Cari Cunningham is assistant professor of dance at the University of Nevada, Reno, where she is designing a major in dance. She is also artistic director of belle contemporary dance co.

“What is modern dance and why am I required to take it?” Every semester I get at least one phone call from a student at the University of Nevada, Reno, asking this question. After rambling for a few minutes about bare feet, live percussion and rolling on the floor, it strikes me how important it is to be able to tell students what we are doing and why we are doing it. Modern technique courses figure prominently in university dance departments—even in some that are ballet-based. Still, students, who often enter college knowing little about the form, are skeptical. There are ways to encourage “bunheads” (and other reticent dancers) to become believers, however.
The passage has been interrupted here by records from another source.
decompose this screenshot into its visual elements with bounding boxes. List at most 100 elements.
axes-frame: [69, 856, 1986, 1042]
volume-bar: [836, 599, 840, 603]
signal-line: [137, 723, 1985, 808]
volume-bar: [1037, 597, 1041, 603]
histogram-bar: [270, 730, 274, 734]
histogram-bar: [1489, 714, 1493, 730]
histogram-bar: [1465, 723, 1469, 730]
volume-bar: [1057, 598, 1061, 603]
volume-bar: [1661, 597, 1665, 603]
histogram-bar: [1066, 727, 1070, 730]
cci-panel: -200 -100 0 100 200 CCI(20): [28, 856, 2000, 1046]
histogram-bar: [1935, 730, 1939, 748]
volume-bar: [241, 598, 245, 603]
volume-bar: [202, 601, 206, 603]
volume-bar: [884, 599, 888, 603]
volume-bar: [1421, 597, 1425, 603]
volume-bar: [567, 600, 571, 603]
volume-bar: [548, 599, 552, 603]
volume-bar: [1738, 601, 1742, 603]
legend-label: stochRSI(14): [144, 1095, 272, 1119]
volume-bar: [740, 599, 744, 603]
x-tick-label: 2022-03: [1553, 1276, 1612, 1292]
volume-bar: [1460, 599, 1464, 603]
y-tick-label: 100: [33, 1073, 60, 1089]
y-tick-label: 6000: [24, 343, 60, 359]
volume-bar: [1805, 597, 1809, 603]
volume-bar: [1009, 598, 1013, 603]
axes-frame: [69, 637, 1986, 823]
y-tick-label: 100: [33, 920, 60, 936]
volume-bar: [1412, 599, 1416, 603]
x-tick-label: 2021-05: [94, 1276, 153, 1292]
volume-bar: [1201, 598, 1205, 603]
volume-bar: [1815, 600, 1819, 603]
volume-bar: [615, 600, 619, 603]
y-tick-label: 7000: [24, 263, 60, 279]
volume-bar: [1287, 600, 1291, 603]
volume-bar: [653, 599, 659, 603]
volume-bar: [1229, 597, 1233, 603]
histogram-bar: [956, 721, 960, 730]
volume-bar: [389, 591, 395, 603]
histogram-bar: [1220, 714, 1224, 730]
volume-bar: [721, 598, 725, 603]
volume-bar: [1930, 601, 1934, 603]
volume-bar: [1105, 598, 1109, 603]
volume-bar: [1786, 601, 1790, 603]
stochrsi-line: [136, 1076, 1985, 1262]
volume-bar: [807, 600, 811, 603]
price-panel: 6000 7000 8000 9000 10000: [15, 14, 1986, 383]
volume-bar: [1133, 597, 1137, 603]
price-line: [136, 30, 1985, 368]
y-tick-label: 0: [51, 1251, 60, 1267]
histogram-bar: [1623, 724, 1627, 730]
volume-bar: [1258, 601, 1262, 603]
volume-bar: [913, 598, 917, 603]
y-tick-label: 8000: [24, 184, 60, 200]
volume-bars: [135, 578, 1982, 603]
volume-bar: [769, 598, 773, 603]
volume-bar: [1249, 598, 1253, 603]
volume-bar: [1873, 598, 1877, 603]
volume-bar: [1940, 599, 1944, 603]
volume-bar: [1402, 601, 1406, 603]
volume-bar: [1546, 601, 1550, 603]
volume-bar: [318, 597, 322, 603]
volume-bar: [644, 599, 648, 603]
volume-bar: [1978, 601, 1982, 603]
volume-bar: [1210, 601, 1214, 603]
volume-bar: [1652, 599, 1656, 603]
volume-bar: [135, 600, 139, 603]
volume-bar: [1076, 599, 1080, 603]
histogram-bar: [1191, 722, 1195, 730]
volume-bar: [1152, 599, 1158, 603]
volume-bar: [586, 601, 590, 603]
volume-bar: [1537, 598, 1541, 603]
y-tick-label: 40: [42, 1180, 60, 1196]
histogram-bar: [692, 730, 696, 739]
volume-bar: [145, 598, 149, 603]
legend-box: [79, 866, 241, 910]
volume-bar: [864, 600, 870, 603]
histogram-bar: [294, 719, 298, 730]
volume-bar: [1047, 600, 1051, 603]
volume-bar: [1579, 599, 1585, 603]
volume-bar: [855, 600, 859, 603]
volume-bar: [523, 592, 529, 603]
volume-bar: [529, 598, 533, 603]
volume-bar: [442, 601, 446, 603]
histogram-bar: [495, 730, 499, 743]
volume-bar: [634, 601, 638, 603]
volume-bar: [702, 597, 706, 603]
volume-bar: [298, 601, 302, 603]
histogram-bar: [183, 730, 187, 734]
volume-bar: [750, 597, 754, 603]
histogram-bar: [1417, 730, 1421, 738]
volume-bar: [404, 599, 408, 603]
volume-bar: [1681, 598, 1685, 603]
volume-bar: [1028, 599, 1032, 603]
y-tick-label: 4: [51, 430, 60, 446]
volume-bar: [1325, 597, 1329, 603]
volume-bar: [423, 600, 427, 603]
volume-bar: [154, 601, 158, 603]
Four educators share what works for them.

In the beginning
Before their bare feet ever touch the floor, it’s good to let new students know that ballet and modern share a similar goal. Susan Douglas Roberts, associate professor of modern dance at Texas Christian University, believes that helping students recognize that modern, like ballet, is a concert dance form, allows classically trained dancers to recognize its value. She states this up front in her syllabus because, “it’s a way in.”

But, though the genres share similarities, Toby Hankin, director of dance at the University of Colorado at Boulder, says it’s also important to remember what a huge leap dancers take when they begin a new form. “Put yourself in their place,” she says. “Remember how it feels to be a beginner, so you can approach students with empathy and respect.”

Keep on truckin’
Giving students the sense that they are, in fact, dancing can be crucial to getting them on board. Since modern dance often prizes movement flow over exact positions, David Capps, associate professor of dance at Hunter College in New York City, gives new students fast and fluid combinations to encourage them to step beyond the shape-oriented movement they’re used to. “I do things that are so unshaped that they have to follow the action contour and can’t get distracted by the position,” he says.

Roberts agrees. “I dive in,” she says. “Dancers understand dance through their bodies—even if the vocabulary is a bit different.”

Seeing is believing
Requiring students to see live performances helps them understand what they’re working toward and how modern technique factors into their performance goals. (If live performances are limited, videos can fill the gap.)

“That’s almost the most important thing,” Capps says of exposing students to live performance, “because you can pontificate in class, but until the students see the final product, they don’t really have any idea what you’re talking about.”

At TCU, Roma Flowers, who teaches dance lighting design and production, expands students’ knowledge by playing video clips of various companies in the background, while her students are working on assignments.

“There are many ways of planting seeds,” Roberts says of this strategic device to introduce first-year students to choreographic variety. TCU also requires all freshmen dance majors to take the “Topics in Dance” course, which offers students additional access to the breadth of artists in the field.
Guest artists also enhance students’ understanding. When TCU brought Susan Jaffe in to set a piece, Roberts received a flurry of e-mails from students about Jaffe’s mention of “dancing from your bones.” We all thought of you, the students told Roberts. “It was great, because here is a world-class ballerina talking to them about dancing from their bones, and they turn around and make a connection with their modern dance class and suddenly a bridge is built,” Roberts says. DT

Cari Cunningham is assistant professor of dance at the University of Nevada, Reno, where she is designing a major in dance. She is also founder and artistic director of belle- contemporary dance co.